With just three days left for his execution, he agrees to give an exclusive interview to the ambitious Bloom who has long been chasing the story.
As the story unfolds in flashback, we see Bloom (and the hapless male intern accompanying her) being followed by a mysterious man. The flashbacks tell us about Gale's fall at university, his alcoholism and his wife seeking a divorce. From time to time, we see Bloom in prison; her guarded regard for Gale having melted in no time, she feels responsible for staying the execution.
The movie becomes a clock-race thriller as Bloom struggles to present the evidence that could stay the execution. But it never achieves the tension of Clint Eastwood's [ Images ] anti-death penalty movie, True Crime. That 1999 film based on Andrew Klavan's novel revolved around an over-the-hill journalist who, as a redemptive act, tries to uncover the evidence that can prove a death row inmate's innocence just hours before his execution.

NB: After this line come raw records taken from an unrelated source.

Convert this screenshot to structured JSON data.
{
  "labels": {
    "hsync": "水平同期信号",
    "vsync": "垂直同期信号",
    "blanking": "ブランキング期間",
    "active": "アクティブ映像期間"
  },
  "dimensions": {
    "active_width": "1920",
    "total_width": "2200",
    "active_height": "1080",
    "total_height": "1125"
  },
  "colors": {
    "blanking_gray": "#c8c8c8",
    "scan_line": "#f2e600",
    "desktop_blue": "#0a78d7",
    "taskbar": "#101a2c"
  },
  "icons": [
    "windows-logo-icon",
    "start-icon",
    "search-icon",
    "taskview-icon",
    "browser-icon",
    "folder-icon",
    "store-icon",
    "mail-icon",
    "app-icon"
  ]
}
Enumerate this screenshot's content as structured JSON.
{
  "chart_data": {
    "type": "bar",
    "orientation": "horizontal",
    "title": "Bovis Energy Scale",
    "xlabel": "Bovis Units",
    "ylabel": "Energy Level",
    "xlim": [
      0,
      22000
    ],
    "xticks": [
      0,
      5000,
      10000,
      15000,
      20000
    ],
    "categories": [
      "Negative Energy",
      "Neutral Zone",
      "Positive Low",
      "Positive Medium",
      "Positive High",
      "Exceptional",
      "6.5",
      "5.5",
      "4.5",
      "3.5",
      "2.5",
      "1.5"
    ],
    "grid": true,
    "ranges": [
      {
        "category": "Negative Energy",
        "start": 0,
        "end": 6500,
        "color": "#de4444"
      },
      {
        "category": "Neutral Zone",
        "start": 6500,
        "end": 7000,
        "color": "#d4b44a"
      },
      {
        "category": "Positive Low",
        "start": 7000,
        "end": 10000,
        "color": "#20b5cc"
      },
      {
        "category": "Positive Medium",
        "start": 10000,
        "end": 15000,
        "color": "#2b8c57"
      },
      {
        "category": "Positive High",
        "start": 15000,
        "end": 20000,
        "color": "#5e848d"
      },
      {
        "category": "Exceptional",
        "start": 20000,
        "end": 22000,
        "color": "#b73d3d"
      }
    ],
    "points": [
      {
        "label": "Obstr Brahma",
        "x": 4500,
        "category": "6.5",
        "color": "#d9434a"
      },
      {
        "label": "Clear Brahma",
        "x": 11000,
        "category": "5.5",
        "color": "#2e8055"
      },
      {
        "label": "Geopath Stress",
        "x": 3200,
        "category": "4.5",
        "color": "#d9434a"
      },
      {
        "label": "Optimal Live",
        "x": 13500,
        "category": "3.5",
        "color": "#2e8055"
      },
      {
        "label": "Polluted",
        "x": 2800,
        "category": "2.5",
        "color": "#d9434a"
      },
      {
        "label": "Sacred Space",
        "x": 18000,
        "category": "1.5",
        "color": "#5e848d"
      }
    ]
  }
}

Though it had its exaggerated moments too, it offers a complex and perplexing character played with intelligence by Eastwood.
The final scenes are supposed to be jaw-dropping. But, because of what has gone before them, especially the sequence in which Bloom has to sprint to the death house to try and rescue Gale, the final revelation leaves one cold.
The film feels overwritten for the most part. Take the television debate over the death penalty between the governor, a George W Bush stand-in, and Gale. It looks contrived though it offers a couple of insights into Gale's personality.
When the movie is over, it emerges as one of its few believable sequences.